Sure, you can put your photos on these social media platforms and get some pretty decent attention. Friends and family will validate your work and tell you how great it is just to keep from hurting your feelings or alienating you. But the reality is that Facebook and Instagram do not really do as much for your business or brand as you might think. Let me explain.
My business as a photojournalist revolves nearly 90% around editorial photography and videos—mainly photography. But what exactly is that? You take photos of people and things for editorial use right? Wrong. That is only one part of the job.
An editorial or commercial photographer/photojournalist might have to arrange for hair and make-up. You could also have to have location scouting and arrange for campers or RVs for your talent. Catering will likely be needed for the shoot. Then you have to work with the editors and art buyers to deliver EXACTLY what they are looking for. Here is a cold hard truth—art buyers are not interested in your creativity or how you express yourself. They are more interested in how you can deliver their story or brand. I think that bears repeating—they are more concerned on how you can deliver their story or their brand.

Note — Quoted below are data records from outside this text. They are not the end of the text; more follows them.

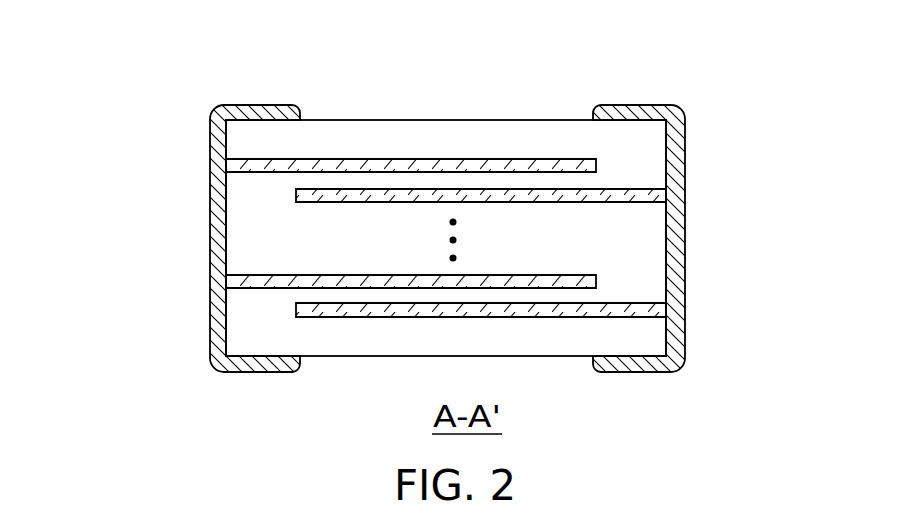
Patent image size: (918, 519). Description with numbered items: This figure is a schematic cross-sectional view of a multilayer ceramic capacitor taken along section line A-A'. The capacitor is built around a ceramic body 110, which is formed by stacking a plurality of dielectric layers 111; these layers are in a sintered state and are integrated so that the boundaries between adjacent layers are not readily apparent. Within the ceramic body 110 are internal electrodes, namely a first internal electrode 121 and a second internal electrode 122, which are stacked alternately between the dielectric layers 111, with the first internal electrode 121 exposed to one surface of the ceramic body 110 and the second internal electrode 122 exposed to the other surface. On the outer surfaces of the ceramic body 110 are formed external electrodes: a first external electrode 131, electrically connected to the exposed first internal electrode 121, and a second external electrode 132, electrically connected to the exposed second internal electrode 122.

The ceramic body 110 is at (398, 120).
The dielectric layer 111 is at (592, 293).
The first internal electrode 121 is at (230, 158).
The second internal electrode 122 is at (638, 310).
The first external electrode 131 is at (258, 112).
The second external electrode 132 is at (640, 112).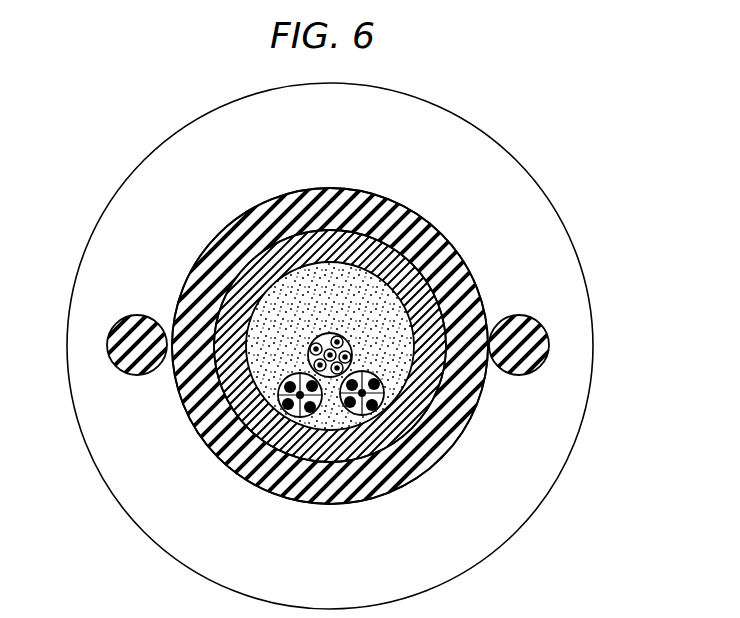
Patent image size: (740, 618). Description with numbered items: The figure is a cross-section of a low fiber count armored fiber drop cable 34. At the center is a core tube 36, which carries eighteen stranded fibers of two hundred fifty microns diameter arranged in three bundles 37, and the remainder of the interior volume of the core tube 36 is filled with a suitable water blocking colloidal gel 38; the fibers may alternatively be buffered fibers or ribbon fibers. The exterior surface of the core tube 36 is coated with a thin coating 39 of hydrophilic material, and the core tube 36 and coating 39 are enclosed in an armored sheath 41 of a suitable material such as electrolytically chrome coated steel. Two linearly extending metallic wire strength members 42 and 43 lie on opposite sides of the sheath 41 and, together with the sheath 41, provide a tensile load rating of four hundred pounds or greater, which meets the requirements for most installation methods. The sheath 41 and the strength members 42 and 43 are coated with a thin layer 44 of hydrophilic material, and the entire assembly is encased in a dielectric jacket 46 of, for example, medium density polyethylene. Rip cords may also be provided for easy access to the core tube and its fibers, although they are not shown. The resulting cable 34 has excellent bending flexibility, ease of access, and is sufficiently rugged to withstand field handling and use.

When I speak with editors I have a pretty clear idea of what they are looking for in a story or images before I agree to the job. I make sure that I have a full understanding of their work and their brand before I go in and shoot. I would not shoot a house in an upscale neighborhood without showcasing some simple highlights of that neighborhood and what the potential buyer will see from their front yard. I would not shoot Coca-Cola with a vivid blue background. I would not shoot a local politician in their office if the story isn’t directly about them and their office. It makes zero sense. You have to understand where the story is going before you can shoot the story. Often that is a luxury, often it isn’t. You just have to feel your way through it.
When it comes down putting your work on the internet I don’t think you should be constantly promoting your work as much as your TOTAL capabilities as a company. You can’t think of yourself as a commercial photographer, you have to think of yourself as a content creation company that delivers on the regular.
Posting interesting tear sheets and images from photo shoots are great! But it should not be your entire feed. By far, let your social feeds talk moser about capabilities and strengths and less about your photography.
Remember—there is a big difference between somebody that likes to take pictures and a photographer or photojournalist. Take that for what it is worth.